Did IBM and 'Deep Blue' Cheat Kasparov?

[Random]

You lose the bet

http://www.scientificblogging.com/n...rcomputer_huygens_beats_human_go_professional

Whats interesting is that Huygens is a general-purpose supercomputer rather than being specially built like Deep Blue was. It's not even that big, weighing in at 60 TeraFlops. The world's fastest supercomputer is 1000 TeraFlops.

It still looks like it will be a while before a home-computer can play world-class Go.

I read the article. The computer had a nine-stone handicap (that's huge), and still managed to lose three blitz games before the final match.

Doesn't bode well for the future, but right now the computer could probably be defeated by a skilled and determined amateur in an even match.

 

[Foolmewunz]

You appear to have completely missed my point. Neither I, nor anyone else, has ever claimed that it is theoretically impossible to brute force Go. My whole point was that we will not have the computing power to do so in the forseeble future. The fact that we can use programming tricks to reduce the computing power needed does not alter that point in the slightest. Despite having been wrong about how soon Go playing computers will rival human players, I am still completely confident in saying that we do not currently, and will not in the near future (say, a few decades at least), have the computing power to calculate all possible moves in Go. Hell, we still can't even do that for chess.
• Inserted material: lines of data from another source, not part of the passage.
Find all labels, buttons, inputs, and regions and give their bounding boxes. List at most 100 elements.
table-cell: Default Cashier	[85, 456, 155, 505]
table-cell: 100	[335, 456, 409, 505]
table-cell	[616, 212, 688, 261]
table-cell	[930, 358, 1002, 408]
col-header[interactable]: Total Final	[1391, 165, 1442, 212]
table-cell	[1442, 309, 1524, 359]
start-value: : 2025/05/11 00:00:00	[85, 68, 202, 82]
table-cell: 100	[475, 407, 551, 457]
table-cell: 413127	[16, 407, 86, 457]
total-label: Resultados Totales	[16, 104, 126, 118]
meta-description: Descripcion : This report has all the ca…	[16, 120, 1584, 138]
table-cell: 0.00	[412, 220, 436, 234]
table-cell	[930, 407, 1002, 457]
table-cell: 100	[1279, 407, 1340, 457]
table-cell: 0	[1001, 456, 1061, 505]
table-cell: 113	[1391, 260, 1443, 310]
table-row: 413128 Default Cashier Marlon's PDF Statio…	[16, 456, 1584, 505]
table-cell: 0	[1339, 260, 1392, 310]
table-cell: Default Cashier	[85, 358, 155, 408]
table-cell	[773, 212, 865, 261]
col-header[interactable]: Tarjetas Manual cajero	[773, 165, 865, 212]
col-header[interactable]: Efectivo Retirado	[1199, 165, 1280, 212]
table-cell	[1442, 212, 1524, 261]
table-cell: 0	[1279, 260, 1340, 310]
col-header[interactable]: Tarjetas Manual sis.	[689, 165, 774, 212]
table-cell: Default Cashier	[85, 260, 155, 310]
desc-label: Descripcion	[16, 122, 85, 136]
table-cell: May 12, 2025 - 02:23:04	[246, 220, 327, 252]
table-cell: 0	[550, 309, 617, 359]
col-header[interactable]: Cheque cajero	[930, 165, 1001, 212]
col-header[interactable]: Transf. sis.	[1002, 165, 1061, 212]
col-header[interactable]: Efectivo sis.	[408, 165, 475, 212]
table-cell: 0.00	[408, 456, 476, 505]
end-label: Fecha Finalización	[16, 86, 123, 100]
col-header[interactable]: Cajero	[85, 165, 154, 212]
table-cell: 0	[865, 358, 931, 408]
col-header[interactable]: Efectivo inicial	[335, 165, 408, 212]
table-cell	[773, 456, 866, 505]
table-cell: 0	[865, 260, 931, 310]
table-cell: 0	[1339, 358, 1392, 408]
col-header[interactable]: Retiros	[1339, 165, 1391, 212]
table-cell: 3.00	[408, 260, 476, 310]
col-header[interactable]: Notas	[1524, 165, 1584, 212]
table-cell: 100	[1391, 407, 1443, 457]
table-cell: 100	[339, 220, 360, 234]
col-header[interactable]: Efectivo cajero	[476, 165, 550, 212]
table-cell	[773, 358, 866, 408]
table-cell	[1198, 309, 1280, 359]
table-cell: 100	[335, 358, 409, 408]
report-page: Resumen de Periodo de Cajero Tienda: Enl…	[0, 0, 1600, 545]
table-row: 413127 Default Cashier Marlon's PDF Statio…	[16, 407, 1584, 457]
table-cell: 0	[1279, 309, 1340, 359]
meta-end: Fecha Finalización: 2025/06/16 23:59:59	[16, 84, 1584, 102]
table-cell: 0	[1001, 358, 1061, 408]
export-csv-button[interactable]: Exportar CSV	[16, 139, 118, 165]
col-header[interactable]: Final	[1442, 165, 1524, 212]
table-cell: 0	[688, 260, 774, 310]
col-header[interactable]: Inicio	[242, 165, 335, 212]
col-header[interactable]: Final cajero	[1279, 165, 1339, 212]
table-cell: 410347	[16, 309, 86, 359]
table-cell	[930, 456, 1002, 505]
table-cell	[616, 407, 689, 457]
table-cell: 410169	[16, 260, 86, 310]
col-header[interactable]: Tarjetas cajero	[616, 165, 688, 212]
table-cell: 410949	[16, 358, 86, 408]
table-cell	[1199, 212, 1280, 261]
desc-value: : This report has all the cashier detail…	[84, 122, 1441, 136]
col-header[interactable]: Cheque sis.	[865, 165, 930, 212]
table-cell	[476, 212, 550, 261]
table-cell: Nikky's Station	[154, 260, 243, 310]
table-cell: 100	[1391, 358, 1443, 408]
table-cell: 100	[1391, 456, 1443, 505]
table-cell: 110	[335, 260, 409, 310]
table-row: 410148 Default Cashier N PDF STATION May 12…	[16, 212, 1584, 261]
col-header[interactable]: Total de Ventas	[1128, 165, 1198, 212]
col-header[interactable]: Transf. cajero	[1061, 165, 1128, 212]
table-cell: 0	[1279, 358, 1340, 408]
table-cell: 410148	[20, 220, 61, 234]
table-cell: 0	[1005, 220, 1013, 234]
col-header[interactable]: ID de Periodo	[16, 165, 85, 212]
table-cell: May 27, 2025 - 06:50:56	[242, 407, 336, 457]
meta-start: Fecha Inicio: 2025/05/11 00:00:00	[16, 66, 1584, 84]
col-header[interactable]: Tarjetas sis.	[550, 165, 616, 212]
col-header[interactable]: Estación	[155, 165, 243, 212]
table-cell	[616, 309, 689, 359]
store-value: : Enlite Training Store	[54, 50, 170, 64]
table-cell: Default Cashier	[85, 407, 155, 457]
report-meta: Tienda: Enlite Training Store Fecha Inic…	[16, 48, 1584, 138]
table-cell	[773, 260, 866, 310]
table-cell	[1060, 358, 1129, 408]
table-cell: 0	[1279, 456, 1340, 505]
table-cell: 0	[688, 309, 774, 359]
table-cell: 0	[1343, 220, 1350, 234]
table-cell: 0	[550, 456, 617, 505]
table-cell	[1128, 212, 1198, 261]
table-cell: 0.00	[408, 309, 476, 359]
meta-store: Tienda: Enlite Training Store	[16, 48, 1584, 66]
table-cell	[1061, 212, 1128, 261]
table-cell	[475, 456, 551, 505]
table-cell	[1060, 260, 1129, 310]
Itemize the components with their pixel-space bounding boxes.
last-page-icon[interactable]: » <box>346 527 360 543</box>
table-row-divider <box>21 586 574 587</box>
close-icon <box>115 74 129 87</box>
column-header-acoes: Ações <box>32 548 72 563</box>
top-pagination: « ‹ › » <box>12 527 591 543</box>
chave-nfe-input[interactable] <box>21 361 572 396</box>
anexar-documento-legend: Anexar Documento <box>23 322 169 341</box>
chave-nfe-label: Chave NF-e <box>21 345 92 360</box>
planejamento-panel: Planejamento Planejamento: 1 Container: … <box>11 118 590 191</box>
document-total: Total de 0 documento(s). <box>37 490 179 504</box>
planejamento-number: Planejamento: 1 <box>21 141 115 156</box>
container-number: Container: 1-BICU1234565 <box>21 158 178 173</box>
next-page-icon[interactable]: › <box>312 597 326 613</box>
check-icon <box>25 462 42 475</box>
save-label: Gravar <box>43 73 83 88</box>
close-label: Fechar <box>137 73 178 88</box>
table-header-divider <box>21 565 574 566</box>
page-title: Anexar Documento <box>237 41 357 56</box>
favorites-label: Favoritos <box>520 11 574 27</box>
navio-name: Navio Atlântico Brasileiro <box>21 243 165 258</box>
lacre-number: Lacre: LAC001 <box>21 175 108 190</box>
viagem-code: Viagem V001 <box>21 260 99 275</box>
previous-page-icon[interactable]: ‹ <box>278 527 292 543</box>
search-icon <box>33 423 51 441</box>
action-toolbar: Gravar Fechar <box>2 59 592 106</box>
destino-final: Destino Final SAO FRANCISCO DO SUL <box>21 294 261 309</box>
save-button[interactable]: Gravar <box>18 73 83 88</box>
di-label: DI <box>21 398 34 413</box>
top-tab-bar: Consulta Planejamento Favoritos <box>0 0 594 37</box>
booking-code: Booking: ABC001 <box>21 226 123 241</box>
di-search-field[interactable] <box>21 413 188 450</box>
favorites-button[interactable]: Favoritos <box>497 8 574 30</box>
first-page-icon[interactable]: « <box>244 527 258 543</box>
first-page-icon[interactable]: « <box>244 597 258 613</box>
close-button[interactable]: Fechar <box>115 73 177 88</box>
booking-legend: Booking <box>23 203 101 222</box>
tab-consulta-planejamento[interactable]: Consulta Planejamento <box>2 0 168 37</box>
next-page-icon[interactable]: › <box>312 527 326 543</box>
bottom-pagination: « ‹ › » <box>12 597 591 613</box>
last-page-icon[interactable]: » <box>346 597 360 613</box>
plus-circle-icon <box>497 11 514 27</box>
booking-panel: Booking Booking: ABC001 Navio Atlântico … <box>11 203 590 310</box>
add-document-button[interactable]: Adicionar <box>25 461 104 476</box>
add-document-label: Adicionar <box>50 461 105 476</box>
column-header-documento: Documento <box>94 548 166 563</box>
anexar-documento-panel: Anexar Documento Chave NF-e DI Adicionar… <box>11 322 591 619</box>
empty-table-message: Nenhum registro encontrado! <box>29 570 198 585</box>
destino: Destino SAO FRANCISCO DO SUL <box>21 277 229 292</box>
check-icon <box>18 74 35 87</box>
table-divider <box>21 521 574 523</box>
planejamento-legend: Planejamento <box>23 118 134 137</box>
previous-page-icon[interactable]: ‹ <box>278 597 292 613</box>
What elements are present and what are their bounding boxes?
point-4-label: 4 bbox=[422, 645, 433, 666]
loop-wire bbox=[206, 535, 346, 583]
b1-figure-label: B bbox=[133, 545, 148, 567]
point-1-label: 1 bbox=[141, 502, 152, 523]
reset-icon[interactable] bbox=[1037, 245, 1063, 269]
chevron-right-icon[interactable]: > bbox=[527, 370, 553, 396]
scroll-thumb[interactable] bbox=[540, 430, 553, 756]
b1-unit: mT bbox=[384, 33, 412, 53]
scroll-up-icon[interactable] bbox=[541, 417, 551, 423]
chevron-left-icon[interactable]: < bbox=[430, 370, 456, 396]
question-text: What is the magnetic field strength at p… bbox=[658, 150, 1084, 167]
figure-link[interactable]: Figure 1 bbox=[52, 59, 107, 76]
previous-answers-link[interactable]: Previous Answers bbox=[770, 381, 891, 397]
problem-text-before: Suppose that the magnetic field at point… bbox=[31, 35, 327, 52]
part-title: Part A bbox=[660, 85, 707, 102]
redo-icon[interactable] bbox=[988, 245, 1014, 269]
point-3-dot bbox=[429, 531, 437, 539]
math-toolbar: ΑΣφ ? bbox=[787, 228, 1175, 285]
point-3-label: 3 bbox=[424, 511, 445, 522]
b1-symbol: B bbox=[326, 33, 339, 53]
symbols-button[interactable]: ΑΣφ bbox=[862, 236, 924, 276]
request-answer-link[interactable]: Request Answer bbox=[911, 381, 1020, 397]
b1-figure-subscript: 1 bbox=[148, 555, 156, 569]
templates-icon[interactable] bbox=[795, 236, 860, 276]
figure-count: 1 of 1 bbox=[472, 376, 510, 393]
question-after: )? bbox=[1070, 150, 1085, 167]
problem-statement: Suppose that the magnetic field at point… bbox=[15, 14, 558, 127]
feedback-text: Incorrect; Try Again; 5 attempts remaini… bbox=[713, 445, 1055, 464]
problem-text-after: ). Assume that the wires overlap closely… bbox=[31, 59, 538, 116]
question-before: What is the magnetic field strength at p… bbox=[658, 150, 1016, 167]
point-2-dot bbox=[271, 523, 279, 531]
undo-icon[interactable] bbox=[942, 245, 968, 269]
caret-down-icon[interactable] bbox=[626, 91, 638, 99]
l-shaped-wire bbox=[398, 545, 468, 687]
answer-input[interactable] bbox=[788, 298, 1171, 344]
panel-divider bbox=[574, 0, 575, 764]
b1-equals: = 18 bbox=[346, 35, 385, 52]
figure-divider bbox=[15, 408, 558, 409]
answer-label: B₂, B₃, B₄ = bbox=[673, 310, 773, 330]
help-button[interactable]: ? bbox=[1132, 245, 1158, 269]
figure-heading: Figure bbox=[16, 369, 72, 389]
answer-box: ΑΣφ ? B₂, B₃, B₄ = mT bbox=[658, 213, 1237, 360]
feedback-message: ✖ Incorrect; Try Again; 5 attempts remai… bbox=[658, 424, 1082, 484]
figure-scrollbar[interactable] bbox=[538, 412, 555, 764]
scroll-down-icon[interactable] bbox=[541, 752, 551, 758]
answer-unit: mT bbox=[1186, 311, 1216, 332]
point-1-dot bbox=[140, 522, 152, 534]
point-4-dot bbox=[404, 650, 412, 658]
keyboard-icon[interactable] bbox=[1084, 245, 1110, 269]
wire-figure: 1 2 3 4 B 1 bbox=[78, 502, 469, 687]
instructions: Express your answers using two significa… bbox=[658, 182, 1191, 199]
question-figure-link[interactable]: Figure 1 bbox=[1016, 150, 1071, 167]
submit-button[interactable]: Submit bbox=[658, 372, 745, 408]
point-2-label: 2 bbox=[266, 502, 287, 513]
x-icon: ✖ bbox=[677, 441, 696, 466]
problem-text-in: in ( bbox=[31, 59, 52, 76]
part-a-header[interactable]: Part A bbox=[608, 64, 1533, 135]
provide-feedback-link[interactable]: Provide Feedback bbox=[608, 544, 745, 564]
As for your claim that anything that involves a finite number of calculations will eventually be solved, that is provably false. There are absolute limits to information transfer and storage that are set by physical laws. I'm fairly sure Go doesn't come close to those limits, but it is entirely possible to construct a similar game with a finite number of moves that can never be solved by brute force, even in theory.

Any known game, then.

(And no fair counting Calvinball or Mornington Crescent. Infinite whimsical variations cannot be measured when we're not even using the same number system as the players.)

 

[Cuddles]

Any known game, then.

Well, I said it's possible to construct one because I don't know if one actually exists. I wouldn't be all that surprised if someone has invented a game like that at some point though.

(And no fair counting Calvinball or Mornington Crescent. Infinite whimsical variations cannot be measured when we're not even using the same number system as the players.)

Ah, but today is opposite day, which means that we can only count Calvinball and Mornington Crescent.